Michael Bolton. Long before Michael Bolton was derided as a no-talent ass clown, he was still a no-talent ass clown, only his shitty music was a different kind of shitty. His material was more hair metal than Hair Club for Men (the lesser of two evils?) and we were still years away from insipid covers of Percy Sledge and Irving Berlin. Joy.

David Johansen. We’ll catch shit for this one, but there’s no denying that the one-time frontman for the proto-punk rock troupe New York Dolls was hell and gone from his alter-ego, pompadour-wearing, lido-deck lounge singer Buster Poindexter (he of “Hot Hot Hot” fame). We mostly prefer him as an actor, especially as Richard Dreyfus’s sidekick in one of the better horseracing films, Let It Ride.

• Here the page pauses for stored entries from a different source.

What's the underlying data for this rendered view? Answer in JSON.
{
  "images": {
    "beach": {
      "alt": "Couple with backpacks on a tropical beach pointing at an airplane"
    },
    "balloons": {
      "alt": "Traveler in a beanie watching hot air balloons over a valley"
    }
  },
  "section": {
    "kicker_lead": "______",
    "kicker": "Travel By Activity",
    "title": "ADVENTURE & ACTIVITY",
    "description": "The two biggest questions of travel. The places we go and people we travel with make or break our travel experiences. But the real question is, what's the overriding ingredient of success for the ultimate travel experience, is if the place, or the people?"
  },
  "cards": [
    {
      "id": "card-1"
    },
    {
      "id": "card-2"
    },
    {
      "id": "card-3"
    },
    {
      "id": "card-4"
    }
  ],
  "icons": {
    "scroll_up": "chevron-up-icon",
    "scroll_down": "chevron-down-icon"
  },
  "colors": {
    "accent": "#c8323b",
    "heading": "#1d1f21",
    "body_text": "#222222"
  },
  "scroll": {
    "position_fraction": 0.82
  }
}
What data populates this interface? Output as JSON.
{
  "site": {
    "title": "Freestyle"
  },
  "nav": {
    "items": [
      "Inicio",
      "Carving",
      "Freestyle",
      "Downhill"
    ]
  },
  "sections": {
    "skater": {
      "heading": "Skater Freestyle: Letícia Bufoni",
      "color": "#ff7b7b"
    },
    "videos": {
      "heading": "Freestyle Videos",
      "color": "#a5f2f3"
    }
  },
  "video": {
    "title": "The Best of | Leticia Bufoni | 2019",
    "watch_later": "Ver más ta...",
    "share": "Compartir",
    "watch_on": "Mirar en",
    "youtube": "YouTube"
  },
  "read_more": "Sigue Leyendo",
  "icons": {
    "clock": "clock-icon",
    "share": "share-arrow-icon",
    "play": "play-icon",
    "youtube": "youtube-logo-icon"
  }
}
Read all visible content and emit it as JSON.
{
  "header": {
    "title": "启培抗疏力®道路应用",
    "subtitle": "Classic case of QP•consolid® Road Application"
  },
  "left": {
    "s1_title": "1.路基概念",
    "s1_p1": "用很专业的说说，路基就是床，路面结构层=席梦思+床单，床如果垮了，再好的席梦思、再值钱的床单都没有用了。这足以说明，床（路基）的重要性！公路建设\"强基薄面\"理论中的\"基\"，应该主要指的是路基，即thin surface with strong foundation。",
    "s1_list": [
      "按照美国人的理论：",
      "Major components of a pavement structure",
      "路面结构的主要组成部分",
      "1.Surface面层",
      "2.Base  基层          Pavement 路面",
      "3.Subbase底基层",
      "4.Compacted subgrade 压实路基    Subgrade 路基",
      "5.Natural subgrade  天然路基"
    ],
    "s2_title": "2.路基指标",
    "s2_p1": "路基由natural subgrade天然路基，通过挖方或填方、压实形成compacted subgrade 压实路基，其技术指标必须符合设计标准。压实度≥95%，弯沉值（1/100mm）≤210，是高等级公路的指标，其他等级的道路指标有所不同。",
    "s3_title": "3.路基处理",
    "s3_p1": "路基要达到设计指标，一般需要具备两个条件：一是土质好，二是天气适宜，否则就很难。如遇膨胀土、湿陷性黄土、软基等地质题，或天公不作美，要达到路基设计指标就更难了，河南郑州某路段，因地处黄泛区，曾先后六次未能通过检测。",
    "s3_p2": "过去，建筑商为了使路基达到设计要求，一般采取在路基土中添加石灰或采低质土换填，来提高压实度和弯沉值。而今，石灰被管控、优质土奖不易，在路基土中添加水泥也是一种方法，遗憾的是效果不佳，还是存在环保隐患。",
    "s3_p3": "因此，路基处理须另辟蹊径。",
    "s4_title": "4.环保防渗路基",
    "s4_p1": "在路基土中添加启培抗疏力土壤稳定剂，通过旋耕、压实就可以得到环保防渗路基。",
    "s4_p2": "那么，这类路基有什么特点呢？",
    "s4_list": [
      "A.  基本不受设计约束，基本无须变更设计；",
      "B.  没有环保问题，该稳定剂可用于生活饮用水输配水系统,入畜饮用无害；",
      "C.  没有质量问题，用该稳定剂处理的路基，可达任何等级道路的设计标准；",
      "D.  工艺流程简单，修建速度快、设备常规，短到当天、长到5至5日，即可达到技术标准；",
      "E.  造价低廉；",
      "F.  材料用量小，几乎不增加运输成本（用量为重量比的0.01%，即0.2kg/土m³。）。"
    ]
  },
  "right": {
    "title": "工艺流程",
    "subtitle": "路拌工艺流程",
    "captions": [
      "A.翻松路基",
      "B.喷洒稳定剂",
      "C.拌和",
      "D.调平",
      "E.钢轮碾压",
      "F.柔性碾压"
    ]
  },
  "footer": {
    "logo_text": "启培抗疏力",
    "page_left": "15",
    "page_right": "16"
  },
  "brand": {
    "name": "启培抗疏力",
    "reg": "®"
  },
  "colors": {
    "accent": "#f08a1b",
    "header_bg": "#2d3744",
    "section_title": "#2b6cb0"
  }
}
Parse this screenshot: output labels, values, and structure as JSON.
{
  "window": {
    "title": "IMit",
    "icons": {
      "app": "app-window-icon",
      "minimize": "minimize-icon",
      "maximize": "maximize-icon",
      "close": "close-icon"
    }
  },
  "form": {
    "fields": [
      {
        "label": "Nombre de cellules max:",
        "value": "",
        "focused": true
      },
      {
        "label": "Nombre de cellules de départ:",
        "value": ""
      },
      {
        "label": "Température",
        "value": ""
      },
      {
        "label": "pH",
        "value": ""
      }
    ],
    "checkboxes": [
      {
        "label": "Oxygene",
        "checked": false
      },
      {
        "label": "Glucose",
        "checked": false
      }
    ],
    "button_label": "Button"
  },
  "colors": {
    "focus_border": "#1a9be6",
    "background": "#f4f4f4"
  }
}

Spinal Tap. Before there was metal misogyny of “Sex Farm” and “Bitch School” there was the analog-drenched Sixties psychedelia of “Gimme Some Money” and “(Listen to the) Flower People.” Yes, we know it was The Thamesmen (or was it New Originals?) who were credited for their lovey-dovey Sixties output and Tap for the sexist stuff, just as we know the aforementioned bands are (mostly) fictitious. And….what’s wrong with being sexy?